Kubernetes is a popular system for deploying distributed applications on clusters, particularly in the cloud. You can use Kubernetes to launch Dask workers in the following two ways:

  1. Helm:

    You can deploy Dask and (optionally) Jupyter or JupyterHub on Kubernetes easily using Helm

    helm repo add dask https://helm.dask.org/    # add the Dask Helm chart repository
    helm repo update                             # get latest Helm charts
    # For single-user deployments, use dask/dask
    helm install my-dask dask/dask               # deploy standard Dask chart
    # For multi-user deployments, use dask/daskhub
    helm install my-dask dask/daskhub            # deploy JupyterHub & Dask
    

    This is a good choice if you want to do the following:

    1. Run a managed Dask cluster for a long period of time

    2. Also deploy a Jupyter / JupyterHub server from which to run code

    3. Share the same Dask cluster between many automated services

    4. Try out Dask for the first time on a cloud-based system like Amazon, Google, or Microsoft Azure where you already have a Kubernetes cluster. If you don’t already have Kubernetes deployed, see our Cloud documentation.

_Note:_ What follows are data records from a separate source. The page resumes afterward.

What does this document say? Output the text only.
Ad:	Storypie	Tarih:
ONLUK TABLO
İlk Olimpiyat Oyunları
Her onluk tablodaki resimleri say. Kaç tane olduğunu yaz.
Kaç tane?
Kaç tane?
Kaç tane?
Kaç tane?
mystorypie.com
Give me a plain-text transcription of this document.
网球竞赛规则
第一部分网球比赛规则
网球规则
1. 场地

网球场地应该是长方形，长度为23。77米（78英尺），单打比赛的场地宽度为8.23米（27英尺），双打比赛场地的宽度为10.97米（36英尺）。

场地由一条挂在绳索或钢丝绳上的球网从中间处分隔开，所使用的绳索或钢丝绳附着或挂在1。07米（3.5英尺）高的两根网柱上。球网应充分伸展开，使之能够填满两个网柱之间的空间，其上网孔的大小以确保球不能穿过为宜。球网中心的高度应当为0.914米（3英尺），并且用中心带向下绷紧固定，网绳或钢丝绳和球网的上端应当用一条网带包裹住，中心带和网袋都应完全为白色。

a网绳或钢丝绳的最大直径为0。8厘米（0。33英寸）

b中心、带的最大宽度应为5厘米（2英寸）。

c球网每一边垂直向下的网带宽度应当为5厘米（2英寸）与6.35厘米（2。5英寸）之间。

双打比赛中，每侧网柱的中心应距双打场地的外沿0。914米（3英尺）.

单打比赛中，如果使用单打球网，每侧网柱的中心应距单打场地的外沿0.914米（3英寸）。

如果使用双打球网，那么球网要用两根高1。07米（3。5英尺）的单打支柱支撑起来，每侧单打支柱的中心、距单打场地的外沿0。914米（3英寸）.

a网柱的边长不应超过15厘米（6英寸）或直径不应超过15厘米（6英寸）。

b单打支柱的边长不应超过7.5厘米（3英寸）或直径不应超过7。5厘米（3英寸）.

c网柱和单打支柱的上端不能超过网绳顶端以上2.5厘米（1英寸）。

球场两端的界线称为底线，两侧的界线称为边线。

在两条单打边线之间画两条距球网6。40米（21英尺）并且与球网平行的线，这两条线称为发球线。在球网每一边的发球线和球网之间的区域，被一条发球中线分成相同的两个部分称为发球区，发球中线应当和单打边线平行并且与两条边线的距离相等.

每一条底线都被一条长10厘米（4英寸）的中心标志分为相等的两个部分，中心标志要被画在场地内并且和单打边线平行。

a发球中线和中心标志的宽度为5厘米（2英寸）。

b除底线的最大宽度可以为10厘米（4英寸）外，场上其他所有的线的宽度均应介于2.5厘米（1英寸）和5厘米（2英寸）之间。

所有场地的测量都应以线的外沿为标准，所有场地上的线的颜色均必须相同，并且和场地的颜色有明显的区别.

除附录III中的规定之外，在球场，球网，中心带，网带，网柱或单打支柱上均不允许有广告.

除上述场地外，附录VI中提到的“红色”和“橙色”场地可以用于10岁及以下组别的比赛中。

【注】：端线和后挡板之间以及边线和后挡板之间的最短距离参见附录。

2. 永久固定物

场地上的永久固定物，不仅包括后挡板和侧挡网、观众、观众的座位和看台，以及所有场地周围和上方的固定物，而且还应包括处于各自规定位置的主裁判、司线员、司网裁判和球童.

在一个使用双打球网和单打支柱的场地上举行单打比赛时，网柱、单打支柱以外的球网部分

    You can also use the HelmCluster cluster manager from dask-kubernetes to manage your Helm Dask cluster from within your Python session.

    from dask_kubernetes import HelmCluster
    
    cluster = HelmCluster(release_name="myrelease")
    cluster.scale(10)
    

    Note

    For more information, see Dask and Helm documentation.

  2. Native: You can quickly deploy Dask workers on Kubernetes from within a Python script or interactive session using Dask-Kubernetes

    from dask_kubernetes import KubeCluster
    cluster = KubeCluster.from_yaml('worker-template.yaml')
    cluster.scale(20)  # add 20 workers
    cluster.adapt()    # or create and destroy workers dynamically based on workload
    
    from dask.distributed import Client
    client = Client(cluster)
    

    This is a good choice if you want to do the following:

    1. Dynamically create a personal and ephemeral deployment for interactive use

    2. Allow many individuals the ability to launch their own custom dask deployments, rather than depend on a centralized system

    3. Quickly adapt Dask cluster size to the current workload

    Note

    For more information, see Dask-Kubernetes documentation.

You may also want to see the documentation on using Dask with Docker containers to help you manage your software environments on Kubernetes.